Papa’s face went sober, his eyes dark. “There is nothing you could have uncovered that would surprise me—but I’d hoped to shelter you from that.”
She scooted forward, his words blowing air on the coals in her spirit. “I know. And I understand the love that inspires that stance. But sheltering us from the world doesn’t spare our eyes from seeing evil, Papa—it spares evil from the light that would reveal it. It provides the cover it seeks. It’s only when we tear down those walls and look at the truth straight on that we can hope to change things.”
He’d never looked at her with anything but love—even so, no look had ever quite been this one. Not only affection. Respect. “Does this change you want to effect have something to do with the reputation you borrowed from me? I rather hope so.”

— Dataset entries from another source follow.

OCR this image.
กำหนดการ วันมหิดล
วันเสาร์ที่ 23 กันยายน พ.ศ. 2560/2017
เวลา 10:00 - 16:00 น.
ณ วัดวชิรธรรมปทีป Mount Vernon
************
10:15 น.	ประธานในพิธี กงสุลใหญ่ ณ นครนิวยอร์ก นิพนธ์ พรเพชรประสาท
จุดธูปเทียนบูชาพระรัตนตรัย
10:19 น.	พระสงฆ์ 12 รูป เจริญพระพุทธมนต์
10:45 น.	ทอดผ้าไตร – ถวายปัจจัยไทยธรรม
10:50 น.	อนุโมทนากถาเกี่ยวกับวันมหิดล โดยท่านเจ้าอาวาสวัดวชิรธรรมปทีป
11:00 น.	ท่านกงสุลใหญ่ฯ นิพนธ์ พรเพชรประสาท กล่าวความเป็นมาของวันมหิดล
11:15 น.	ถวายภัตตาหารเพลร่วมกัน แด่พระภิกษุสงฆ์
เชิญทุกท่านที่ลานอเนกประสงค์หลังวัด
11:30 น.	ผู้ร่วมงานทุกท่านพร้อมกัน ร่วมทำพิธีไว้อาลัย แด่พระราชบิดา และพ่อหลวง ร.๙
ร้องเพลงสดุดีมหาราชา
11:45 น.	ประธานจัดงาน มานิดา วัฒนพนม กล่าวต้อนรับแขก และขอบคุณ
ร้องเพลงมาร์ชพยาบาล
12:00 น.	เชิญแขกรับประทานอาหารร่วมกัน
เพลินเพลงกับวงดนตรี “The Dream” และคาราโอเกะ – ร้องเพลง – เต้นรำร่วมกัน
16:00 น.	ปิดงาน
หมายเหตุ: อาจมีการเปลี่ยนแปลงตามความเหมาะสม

Yates squeezed her fingers. Lavinia smiled in relief. “Glad to hear you say so, Papa. Because I may have led several dozen men to think that if they don’t change their ways, Lord Hemming and his daughter were prepared to act as avenging angels. And I may need your help in establishing a new charity—rather quickly, I’m afraid. I have quite a few women already on their way to Mother’s estate.”
“Avenging angel, you say?” Papa’s eyes gleamed. He rested his elbow on the arm of the chair and braced his chin against his hand. “This sounds like quite the story. Tell me about it, love—and what I can do to help.”